To head this off the government needs to reduce demand. The best way of doing this is to increase one of the broadly based taxes: Basic Rate Income Tax, Employee National Insurance or VAT. Taxes that hit the rich, such as Higher Rate Income Tax, are much less efficient for this purpose, as the rich save more – though they would help with the national debt. The government is, in fact, increasing Employee NI (as well as Employer NI), which will help. It also also trying to cut government spending. It has made a start by withdrawing Covid emergency measures, such as the furlough scheme and Universal Credit. But the politics of large additional spending cuts is awful. Maybe this will all be enough – but I doubt it.

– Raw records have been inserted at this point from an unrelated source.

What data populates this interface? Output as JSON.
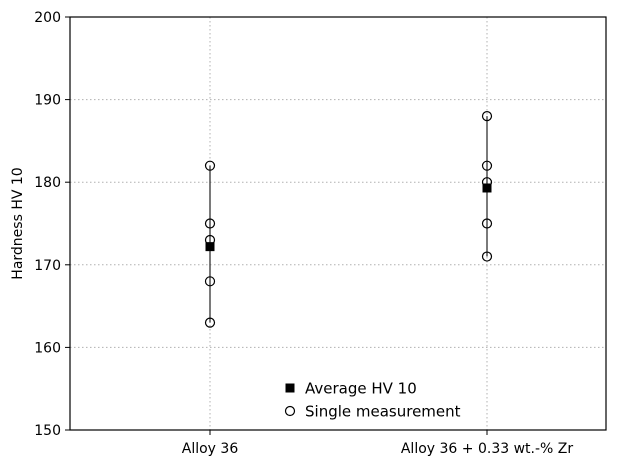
{
  "chart_data": {
    "type": "scatter",
    "title": "",
    "xlabel": "",
    "ylabel": "Hardness HV 10",
    "ylim": [
      150,
      200
    ],
    "yticks": [
      150,
      160,
      170,
      180,
      190,
      200
    ],
    "grid": true,
    "grid_style": "dotted",
    "legend_position": "bottom-center",
    "categories": [
      "Alloy 36",
      "Alloy 36 + 0.33 wt.-% Zr"
    ],
    "series": [
      {
        "name": "Average HV 10",
        "marker": "filled-square",
        "values": [
          172.2,
          179.3
        ]
      },
      {
        "name": "Single measurement",
        "marker": "open-circle",
        "values": [
          [
            182,
            175,
            173,
            168,
            163
          ],
          [
            188,
            182,
            180,
            175,
            171
          ]
        ]
      }
    ],
    "colors": {
      "marker": "#000000",
      "range_line": "#333333",
      "grid": "#b0b0b0"
    }
  }
}
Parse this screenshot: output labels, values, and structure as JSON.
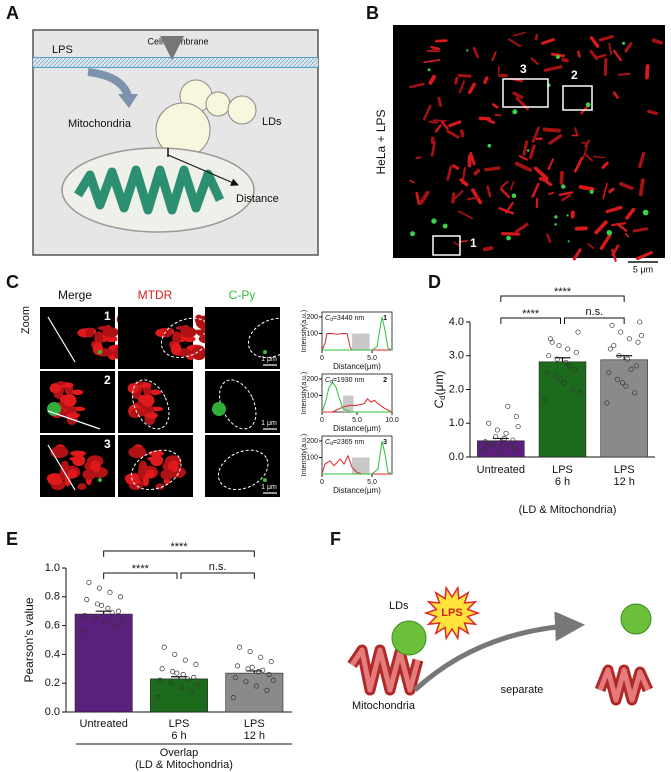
{
  "panel_labels": [
    "A",
    "B",
    "C",
    "D",
    "E",
    "F"
  ],
  "panel_a": {
    "lps": "LPS",
    "membrane": "Cell membrane",
    "mitochondria": "Mitochondria",
    "lds": "LDs",
    "distance": "Distance"
  },
  "panel_b": {
    "sample": "HeLa + LPS",
    "regions": [
      "1",
      "2",
      "3"
    ],
    "scale_bar": "5 μm"
  },
  "panel_c": {
    "columns": [
      "Merge",
      "MTDR",
      "C-Py"
    ],
    "row_label": "Zoom",
    "rows": [
      "1",
      "2",
      "3"
    ],
    "scale_bars": [
      "1 μm",
      "1 μm",
      "1 μm"
    ]
  },
  "panel_f": {
    "lds": "LDs",
    "lps": "LPS",
    "mitochondria": "Mitochondria",
    "action": "separate"
  },
  "chart_data": [
    {
      "type": "line",
      "number": "1",
      "annotation_symbol": [
        "C",
        "d"
      ],
      "annotation": "=3440 nm",
      "xlabel": "Distance(μm)",
      "ylabel": "Intensity(a.u.)",
      "x": [
        0,
        0.3,
        0.5,
        1,
        1.5,
        2,
        2.5,
        2.8,
        3,
        4,
        5,
        5.5,
        6,
        6.3,
        6.6,
        7
      ],
      "series": [
        {
          "color": "#e0262b",
          "values": [
            0,
            40,
            100,
            100,
            95,
            100,
            100,
            20,
            0,
            0,
            0,
            0,
            0,
            0,
            0,
            0
          ]
        },
        {
          "color": "#2fbf3a",
          "values": [
            0,
            0,
            0,
            0,
            0,
            0,
            0,
            0,
            0,
            0,
            0,
            20,
            200,
            120,
            10,
            0
          ]
        }
      ],
      "xlim": [
        0,
        7
      ],
      "xticks": [
        0,
        {
          "value": 5,
          "label": "5.0"
        }
      ],
      "ylim": [
        0,
        230
      ],
      "yticks": [
        100,
        200
      ]
    },
    {
      "type": "line",
      "number": "2",
      "annotation_symbol": [
        "C",
        "d"
      ],
      "annotation": "=1930 nm",
      "xlabel": "Distance(μm)",
      "ylabel": "Intensity(a.u.)",
      "x": [
        0,
        0.5,
        1,
        1.5,
        2,
        2.5,
        3,
        4,
        5,
        6,
        6.5,
        7,
        7.5,
        8,
        9,
        10
      ],
      "series": [
        {
          "color": "#e0262b",
          "values": [
            0,
            0,
            0,
            0,
            10,
            20,
            30,
            40,
            40,
            50,
            80,
            60,
            70,
            50,
            20,
            0
          ]
        },
        {
          "color": "#2fbf3a",
          "values": [
            0,
            60,
            150,
            180,
            150,
            80,
            20,
            0,
            0,
            0,
            0,
            0,
            0,
            0,
            0,
            0
          ]
        }
      ],
      "xlim": [
        0,
        10
      ],
      "xticks": [
        0,
        {
          "value": 5,
          "label": "5.0"
        },
        {
          "value": 10,
          "label": "10.0"
        }
      ],
      "ylim": [
        0,
        230
      ],
      "yticks": [
        100,
        200
      ]
    },
    {
      "type": "line",
      "number": "3",
      "annotation_symbol": [
        "C",
        "d"
      ],
      "annotation": "=2365 nm",
      "xlabel": "Distance(μm)",
      "ylabel": "Intensity(a.u.)",
      "x": [
        0,
        0.3,
        0.8,
        1.2,
        1.8,
        2.2,
        2.6,
        3,
        3.5,
        4,
        5,
        5.6,
        6,
        6.3,
        6.6,
        7
      ],
      "series": [
        {
          "color": "#e0262b",
          "values": [
            0,
            60,
            80,
            50,
            90,
            60,
            110,
            40,
            10,
            0,
            0,
            0,
            0,
            0,
            0,
            0
          ]
        },
        {
          "color": "#2fbf3a",
          "values": [
            0,
            0,
            0,
            0,
            0,
            0,
            0,
            0,
            0,
            0,
            0,
            30,
            200,
            120,
            10,
            0
          ]
        }
      ],
      "xlim": [
        0,
        7
      ],
      "xticks": [
        0,
        {
          "value": 5,
          "label": "5.0"
        }
      ],
      "ylim": [
        0,
        230
      ],
      "yticks": [
        100,
        200
      ]
    },
    {
      "type": "bar",
      "ylabel_parts": [
        "C",
        "d",
        "(μm)"
      ],
      "categories": [
        [
          "Untreated"
        ],
        [
          "LPS",
          "6 h"
        ],
        [
          "LPS",
          "12 h"
        ]
      ],
      "values": [
        0.48,
        2.82,
        2.88
      ],
      "errors": [
        0.07,
        0.12,
        0.12
      ],
      "colors": [
        "#5b1f7c",
        "#1c6a1c",
        "#8a8a8a"
      ],
      "points": [
        [
          0.2,
          0.3,
          0.35,
          0.4,
          0.45,
          0.5,
          0.55,
          0.6,
          0.3,
          0.25,
          0.7,
          0.8,
          1.0,
          1.2,
          1.5,
          0.15,
          0.4,
          0.9
        ],
        [
          1.7,
          2.0,
          2.2,
          2.4,
          2.5,
          2.6,
          2.8,
          2.9,
          3.0,
          3.1,
          3.2,
          3.3,
          3.5,
          3.7,
          2.7,
          2.3,
          3.4,
          1.9
        ],
        [
          1.6,
          1.9,
          2.1,
          2.3,
          2.5,
          2.7,
          2.9,
          3.0,
          3.2,
          3.4,
          3.5,
          3.7,
          3.9,
          4.0,
          2.6,
          2.2,
          3.3,
          3.6
        ]
      ],
      "significance": [
        "****",
        "****",
        "n.s."
      ],
      "footnote": "(LD & Mitochondria)",
      "ylim": [
        0,
        4
      ],
      "yticks": [
        {
          "value": 0,
          "label": "0.0"
        },
        {
          "value": 1,
          "label": "1.0"
        },
        {
          "value": 2,
          "label": "2.0"
        },
        {
          "value": 3,
          "label": "3.0"
        },
        {
          "value": 4,
          "label": "4.0"
        }
      ]
    },
    {
      "type": "bar",
      "ylabel": "Pearson's value",
      "categories": [
        [
          "Untreated"
        ],
        [
          "LPS",
          "6 h"
        ],
        [
          "LPS",
          "12 h"
        ]
      ],
      "values": [
        0.68,
        0.23,
        0.27
      ],
      "errors": [
        0.02,
        0.015,
        0.015
      ],
      "colors": [
        "#5b1f7c",
        "#1c6a1c",
        "#8a8a8a"
      ],
      "points": [
        [
          0.56,
          0.6,
          0.62,
          0.65,
          0.67,
          0.7,
          0.72,
          0.75,
          0.78,
          0.8,
          0.83,
          0.86,
          0.9,
          0.64,
          0.69,
          0.74
        ],
        [
          0.1,
          0.14,
          0.17,
          0.2,
          0.22,
          0.24,
          0.26,
          0.28,
          0.3,
          0.33,
          0.36,
          0.4,
          0.45,
          0.19,
          0.23,
          0.27
        ],
        [
          0.1,
          0.15,
          0.18,
          0.21,
          0.24,
          0.26,
          0.28,
          0.3,
          0.32,
          0.35,
          0.38,
          0.42,
          0.45,
          0.22,
          0.29,
          0.31
        ]
      ],
      "significance": [
        "****",
        "****",
        "n.s."
      ],
      "group_label": "Overlap",
      "footnote": "(LD & Mitochondria)",
      "ylim": [
        0,
        1
      ],
      "yticks": [
        {
          "value": 0,
          "label": "0.0"
        },
        {
          "value": 0.2,
          "label": "0.2"
        },
        {
          "value": 0.4,
          "label": "0.4"
        },
        {
          "value": 0.6,
          "label": "0.6"
        },
        {
          "value": 0.8,
          "label": "0.8"
        },
        {
          "value": 1,
          "label": "1.0"
        }
      ]
    }
  ]
}
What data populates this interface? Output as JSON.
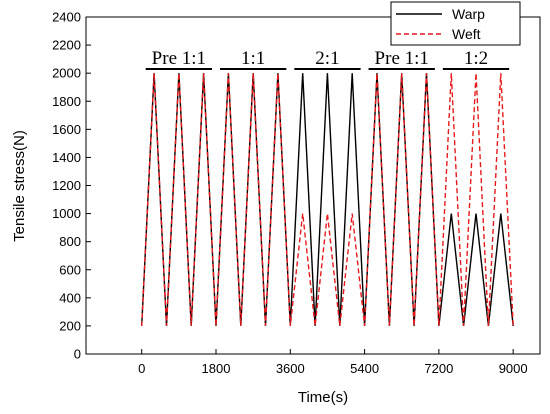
{
  "chart_data": {
    "type": "line",
    "xlabel": "Time(s)",
    "ylabel": "Tensile stress(N)",
    "xlim": [
      -1350,
      9650
    ],
    "ylim": [
      0,
      2400
    ],
    "xticks": [
      0,
      1800,
      3600,
      5400,
      7200,
      9000
    ],
    "yticks": [
      0,
      200,
      400,
      600,
      800,
      1000,
      1200,
      1400,
      1600,
      1800,
      2000,
      2200,
      2400
    ],
    "grid": false,
    "legend_position": "top-right",
    "phases": [
      {
        "label": "Pre 1:1",
        "x_start": 0,
        "x_end": 1800
      },
      {
        "label": "1:1",
        "x_start": 1800,
        "x_end": 3600
      },
      {
        "label": "2:1",
        "x_start": 3600,
        "x_end": 5400
      },
      {
        "label": "Pre 1:1",
        "x_start": 5400,
        "x_end": 7200
      },
      {
        "label": "1:2",
        "x_start": 7200,
        "x_end": 9000
      }
    ],
    "series": [
      {
        "name": "Warp",
        "color": "#000000",
        "dash": "solid",
        "x": [
          0,
          300,
          600,
          900,
          1200,
          1500,
          1800,
          2100,
          2400,
          2700,
          3000,
          3300,
          3600,
          3900,
          4200,
          4500,
          4800,
          5100,
          5400,
          5700,
          6000,
          6300,
          6600,
          6900,
          7200,
          7500,
          7800,
          8100,
          8400,
          8700,
          9000
        ],
        "y": [
          200,
          2000,
          200,
          2000,
          200,
          2000,
          200,
          2000,
          200,
          2000,
          200,
          2000,
          200,
          2000,
          200,
          2000,
          200,
          2000,
          200,
          2000,
          200,
          2000,
          200,
          2000,
          200,
          1000,
          200,
          1000,
          200,
          1000,
          200
        ]
      },
      {
        "name": "Weft",
        "color": "#e8191b",
        "dash": "dashed",
        "x": [
          0,
          300,
          600,
          900,
          1200,
          1500,
          1800,
          2100,
          2400,
          2700,
          3000,
          3300,
          3600,
          3900,
          4200,
          4500,
          4800,
          5100,
          5400,
          5700,
          6000,
          6300,
          6600,
          6900,
          7200,
          7500,
          7800,
          8100,
          8400,
          8700,
          9000
        ],
        "y": [
          200,
          2000,
          200,
          2000,
          200,
          2000,
          200,
          2000,
          200,
          2000,
          200,
          2000,
          200,
          1000,
          200,
          1000,
          200,
          1000,
          200,
          2000,
          200,
          2000,
          200,
          2000,
          200,
          2000,
          200,
          2000,
          200,
          2000,
          200
        ]
      }
    ]
  }
}
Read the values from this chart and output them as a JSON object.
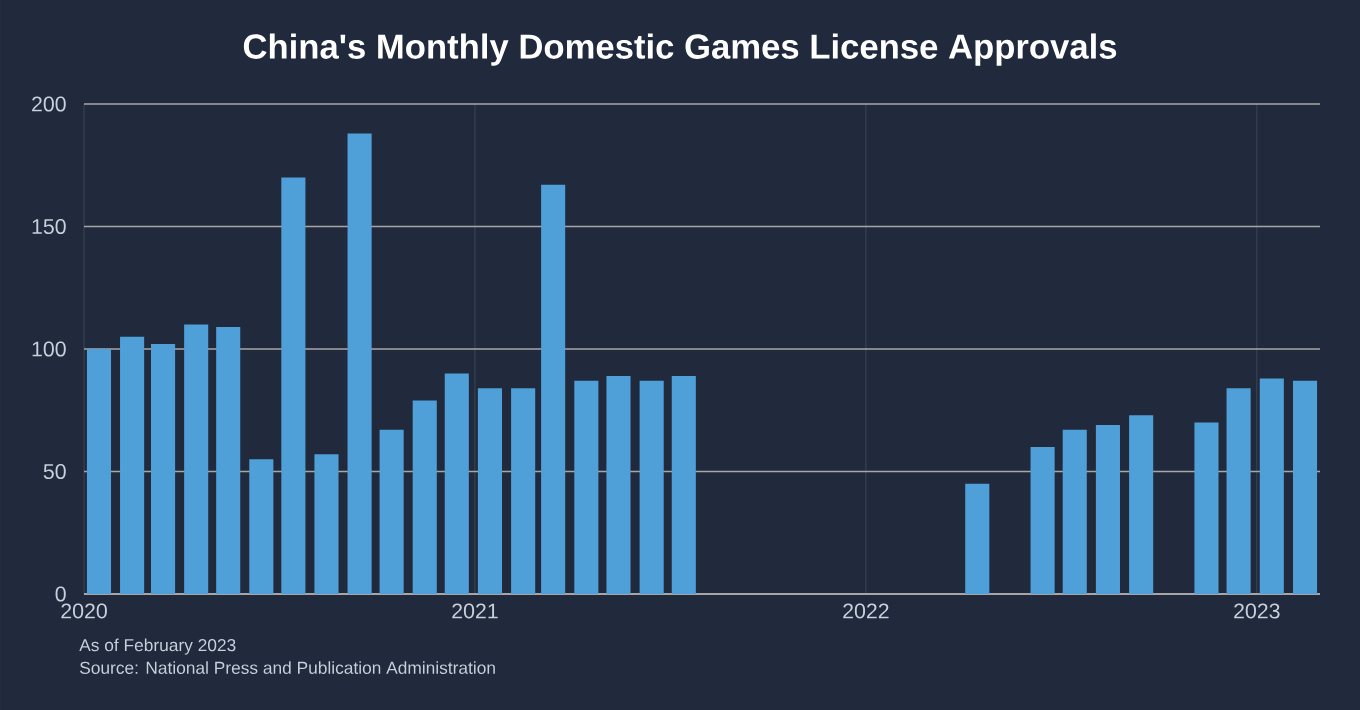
{
  "chart_data": {
    "type": "bar",
    "title": "China's Monthly Domestic Games License Approvals",
    "x": [
      "2020-01-15",
      "2020-02-15",
      "2020-03-15",
      "2020-04-15",
      "2020-05-15",
      "2020-06-15",
      "2020-07-15",
      "2020-08-15",
      "2020-09-15",
      "2020-10-15",
      "2020-11-15",
      "2020-12-15",
      "2021-01-15",
      "2021-02-15",
      "2021-03-15",
      "2021-04-15",
      "2021-05-15",
      "2021-06-15",
      "2021-07-15",
      "2021-08-15",
      "2021-09-15",
      "2021-10-15",
      "2021-11-15",
      "2021-12-15",
      "2022-01-15",
      "2022-02-15",
      "2022-03-15",
      "2022-04-15",
      "2022-05-15",
      "2022-06-15",
      "2022-07-15",
      "2022-08-15",
      "2022-09-15",
      "2022-10-15",
      "2022-11-15",
      "2022-12-15",
      "2023-01-15",
      "2023-02-15"
    ],
    "values": [
      100,
      105,
      102,
      110,
      109,
      55,
      170,
      57,
      188,
      67,
      79,
      90,
      84,
      84,
      167,
      87,
      89,
      87,
      89,
      null,
      null,
      null,
      null,
      null,
      null,
      null,
      null,
      45,
      null,
      60,
      67,
      69,
      73,
      null,
      70,
      84,
      88,
      87
    ],
    "color": "#4f9fd8",
    "xlim": [
      "2020-01-01",
      "2023-03-01"
    ],
    "xticks": [
      "2020",
      "2021",
      "2022",
      "2023"
    ],
    "ylim": [
      0,
      200
    ],
    "yticks": [
      0,
      50,
      100,
      150,
      200
    ],
    "grid": true,
    "annotations": [
      "As of February 2023",
      "Source: National Press and Publication Administration"
    ]
  }
}
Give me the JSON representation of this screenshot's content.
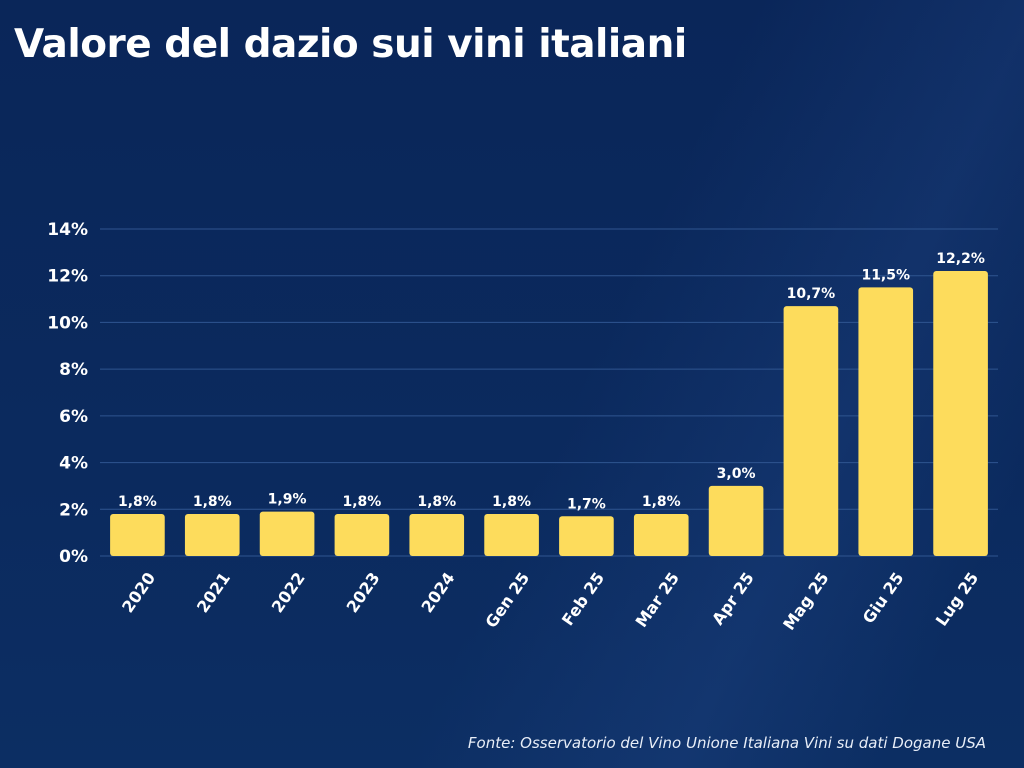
{
  "title": "Valore del dazio sui vini italiani",
  "source": "Fonte: Osservatorio del Vino Unione Italiana Vini su dati Dogane USA",
  "colors": {
    "background": "#0b2a5c",
    "bar": "#fddc5c",
    "gridline": "#2f5590",
    "text": "#ffffff"
  },
  "chart_data": {
    "type": "bar",
    "title": "Valore del dazio sui vini italiani",
    "xlabel": "",
    "ylabel": "",
    "categories": [
      "2020",
      "2021",
      "2022",
      "2023",
      "2024",
      "Gen 25",
      "Feb 25",
      "Mar 25",
      "Apr 25",
      "Mag 25",
      "Giu 25",
      "Lug 25"
    ],
    "values": [
      1.8,
      1.8,
      1.9,
      1.8,
      1.8,
      1.8,
      1.7,
      1.8,
      3.0,
      10.7,
      11.5,
      12.2
    ],
    "data_labels": [
      "1,8%",
      "1,8%",
      "1,9%",
      "1,8%",
      "1,8%",
      "1,8%",
      "1,7%",
      "1,8%",
      "3,0%",
      "10,7%",
      "11,5%",
      "12,2%"
    ],
    "ylim": [
      0,
      14
    ],
    "yticks": [
      0,
      2,
      4,
      6,
      8,
      10,
      12,
      14
    ],
    "ytick_labels": [
      "0%",
      "2%",
      "4%",
      "6%",
      "8%",
      "10%",
      "12%",
      "14%"
    ],
    "grid": true,
    "legend": "none",
    "x_tick_rotation_deg": -55
  }
}
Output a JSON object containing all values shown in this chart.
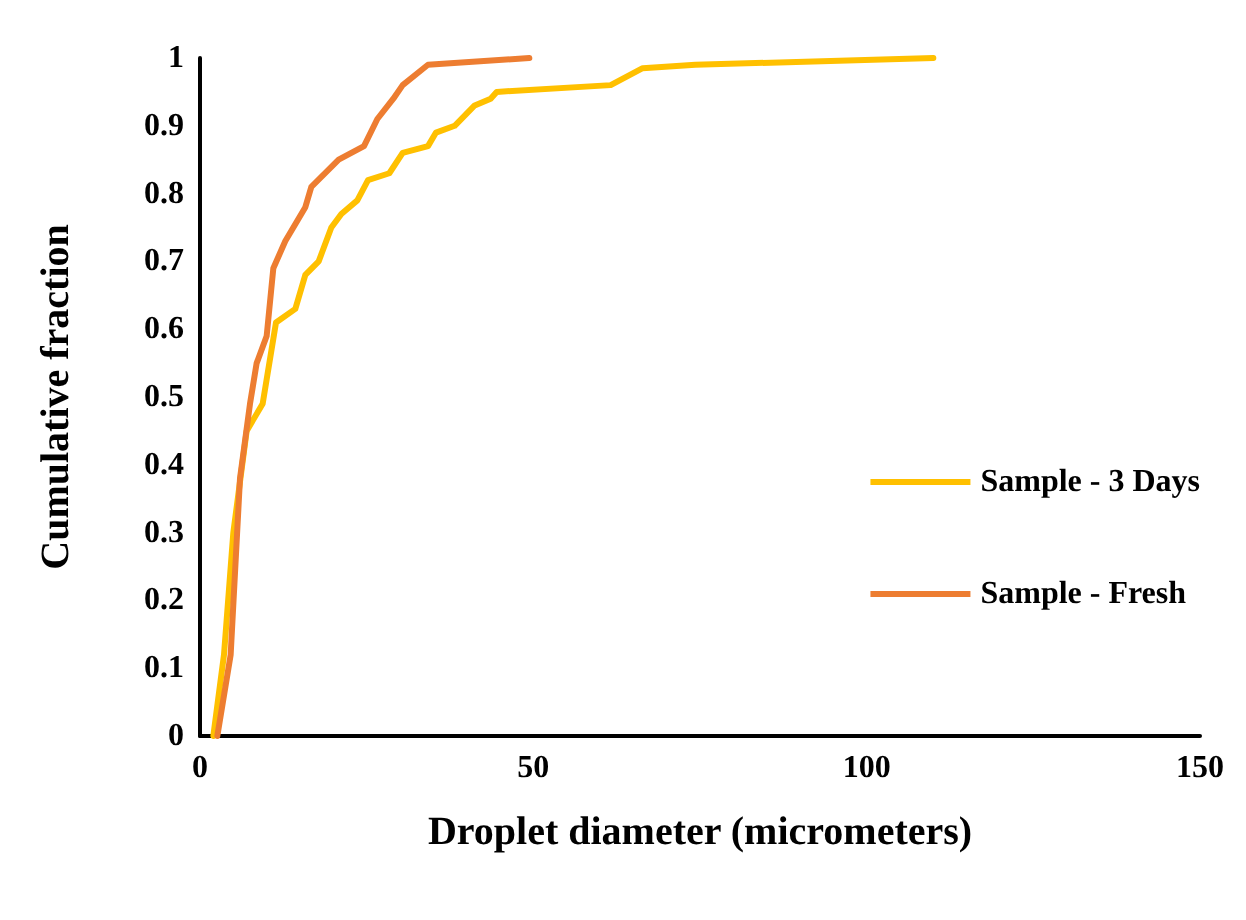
{
  "chart_data": {
    "type": "line",
    "xlabel": "Droplet diameter (micrometers)",
    "ylabel": "Cumulative fraction",
    "xlim": [
      0,
      150
    ],
    "xticks": [
      0,
      50,
      100,
      150
    ],
    "ylim": [
      0,
      1
    ],
    "yticks": [
      0,
      0.1,
      0.2,
      0.3,
      0.4,
      0.5,
      0.6,
      0.7,
      0.8,
      0.9,
      1
    ],
    "grid": false,
    "legend": "right",
    "marker": "none",
    "line_style": "solid",
    "series": [
      {
        "name": "Sample - 3 Days",
        "color": "#ffc000",
        "x": [
          2,
          3.6,
          5,
          7,
          9.4,
          11.4,
          14.3,
          15.8,
          17.8,
          19.7,
          21.2,
          23.6,
          25.2,
          28.4,
          30.4,
          34.2,
          35.4,
          38.2,
          41.2,
          43.6,
          44.5,
          61.6,
          66.4,
          74.3,
          110
        ],
        "values": [
          0,
          0.12,
          0.3,
          0.45,
          0.49,
          0.61,
          0.63,
          0.68,
          0.7,
          0.75,
          0.77,
          0.79,
          0.82,
          0.83,
          0.86,
          0.87,
          0.89,
          0.9,
          0.93,
          0.94,
          0.95,
          0.96,
          0.985,
          0.99,
          1
        ]
      },
      {
        "name": "Sample - Fresh",
        "color": "#ed7d31",
        "x": [
          2.6,
          4.6,
          6,
          7.5,
          8.5,
          10,
          11,
          12.8,
          15.8,
          16.7,
          20.8,
          24.6,
          26.6,
          29,
          30.4,
          34.2,
          49.4
        ],
        "values": [
          0,
          0.12,
          0.38,
          0.49,
          0.55,
          0.59,
          0.69,
          0.73,
          0.78,
          0.81,
          0.85,
          0.87,
          0.91,
          0.94,
          0.96,
          0.99,
          1
        ]
      }
    ]
  }
}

Doubtless the Conservatives hope that within a year the inflation scare will have blown over, and that would give them the wriggle-room they need. And yet many of the supply-side problems that drive it will take years to solve, and may only be solved with a permanent cut to consumption levels. Responding to the problems with pay rises, as the government is encouraging, will also lengthen the time it takes for any settling down.
The chances are that there will be no room to cut income tax before the end of this parliament. Tory party managers should be thinking of other ways of trying to securing political advantage.